Single by Drake
- Released: January 30, 2016
- Recorded: 2016
- Genre: Hip hop
- Length: 3:22
- Label: OVO; Cash Money; Young Money; Republic;
- Songwriters: Aubrey Graham; Noah Shebib; Matthew Samuels; Kevin Gomringer; Tim Gomringer; Brian Bennett;
- Producers: 40; Boi-1da; Cubeatz;

Drake singles chronology
| "Work" (2016) | "Summer Sixteen" (2016) | "Come and See Me" (2016) |

= Summer Sixteen =

"Summer Sixteen" is a single by Canadian rapper Drake, released to promote his fourth studio album Views, although it was not included on that album. The song premiered on OVO Sound Radio and was released for digital download on January 30, 2016. It was produced by 40, Boi-1da and Cubeatz. It features uncredited vocals by DJ Khaled.

==Background==
The song contains a slowed-down sample of the 1975 song "Glass Tubes" performed by Brian Bennett from the KPM Music library. The artwork for the single was designed by Filip Pągowski, the creator of the Comme des Garçons logo. The song has been interpreted as a diss track against American rapper Meek Mill.

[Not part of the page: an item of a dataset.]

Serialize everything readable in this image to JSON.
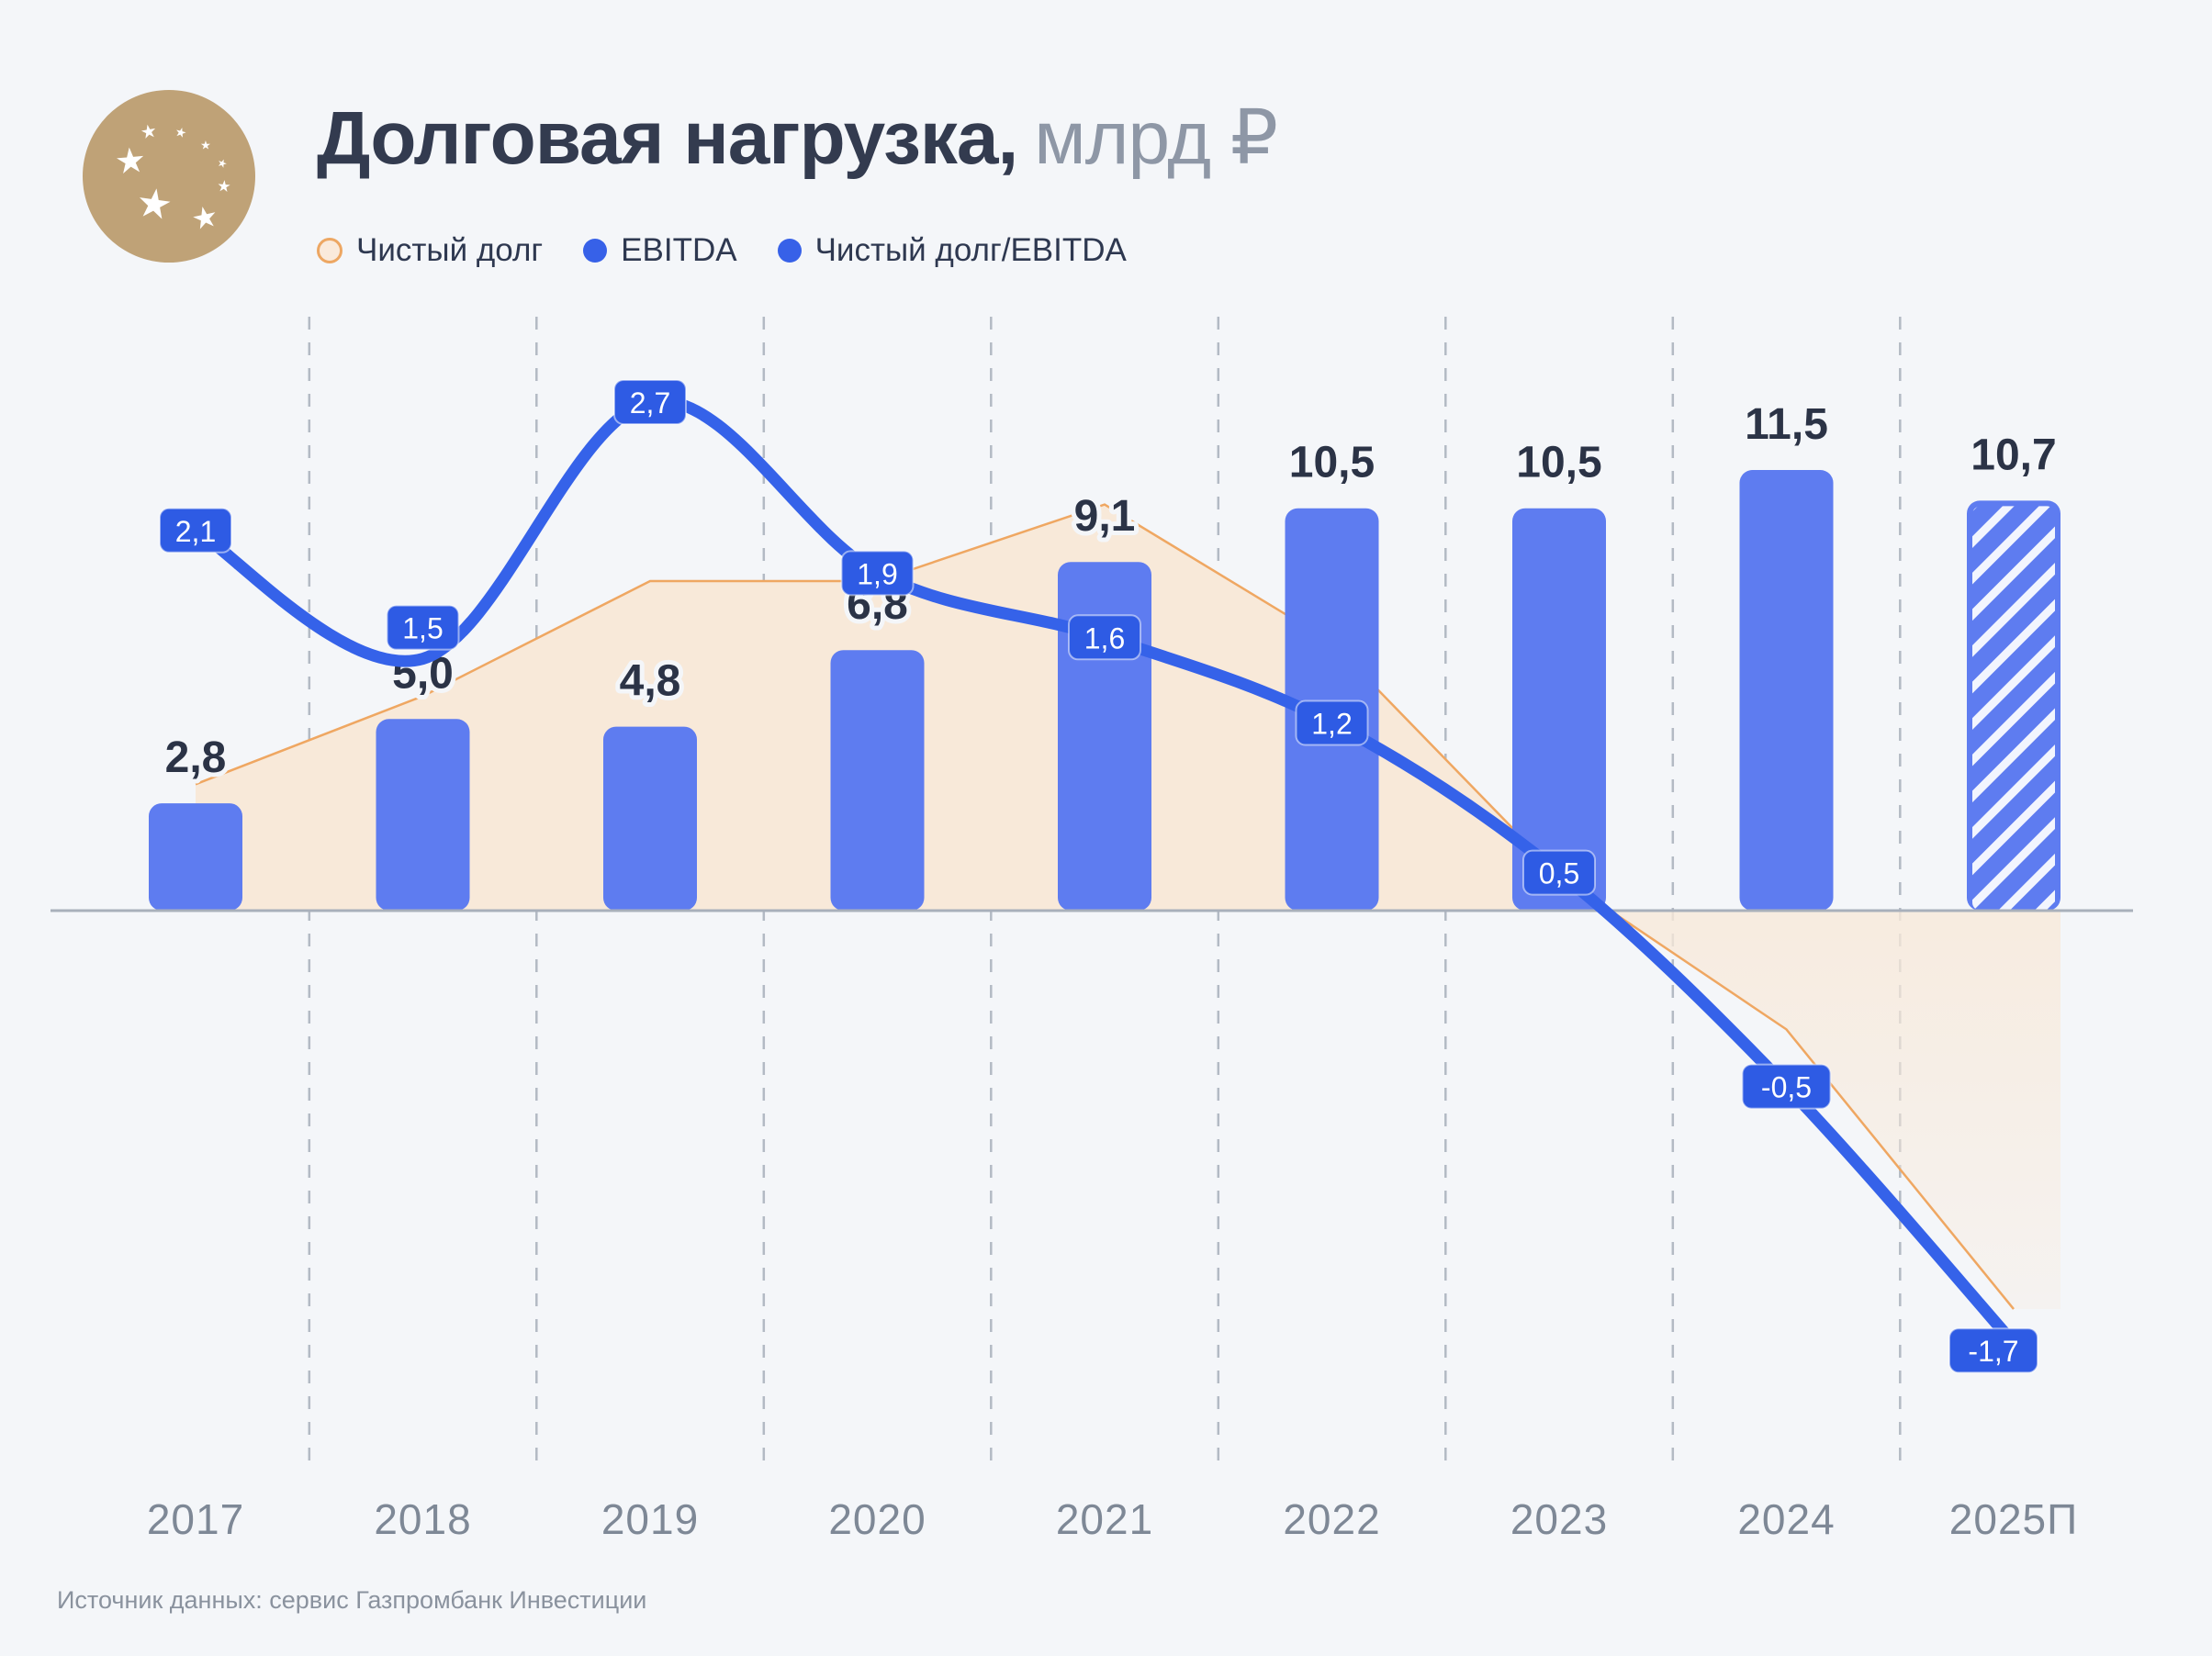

== Commercial performance ==
"Summer Sixteen" debuted at number six on the US Billboard Hot 100 the week of February 20, 2016, selling 215,000 downloads in its first week; these sales became the highest debut sales of Drake's career at the time. As of March 26, 2016, the single sold 358,032 copies in the United States.

== Personnel ==
Adapted from Jaxsta.

- 40 – production, songwriting mixing, recording
- Boi-1da – production (uncredited), songwriting
- Cubeatz – production (uncredited), songwriting
- Drake – songwriting, vocals
- DJ Khaled – vocals (uncredited)
- Noel Campell – mixing

==Charts==

| Chart (2016) | Peak position |
|---|---|
| Australia (ARIA) | 25 |
| Austria (Ö3 Austria Top 40) | 68 |
| Belgium Urban (Ultratop Flanders) | 23 |
| Canada Hot 100 (Billboard) | 12 |
| Euro Digital Song Sales (Billboard) | 17 |
| France (SNEP) | 24 |
| Germany (GfK) | 97 |
| Ireland (IRMA) | 71 |
| Netherlands (Single Top 100) | 84 |
| New Zealand Heatseekers (Recorded Music NZ) | 6 |
| Sweden (Sverigetopplistan) | 98 |
| Switzerland (Schweizer Hitparade) | 63 |
| UK Singles (Official Charts) | 23 |
| US Billboard Hot 100 | 6 |
| US Hot R&B/Hip-Hop Songs (Billboard) | 1 |
| US Rhythmic Airplay (Billboard) | 19 |

===Year-end charts===

| Chart (2016) | Position |
|---|---|
| US Hot R&B/Hip-Hop Songs (Billboard) | 40 |
| US Hot Rap Songs (Billboard) | 23 |

==Certifications and sales==

| Region | Certification | Certified units/sales |
| Australia (ARIA) | Gold | 35,000^{‡} |
| Canada (Music Canada) | Gold | 40,000^{*} |
| United Kingdom (BPI) | Silver | 200,000^{‡} |
| United States (RIAA) | Platinum | 1,000,000^{‡} |
^{*} Sales figures based on certification alone. ^{‡} Sales+streaming figures based on certification alone.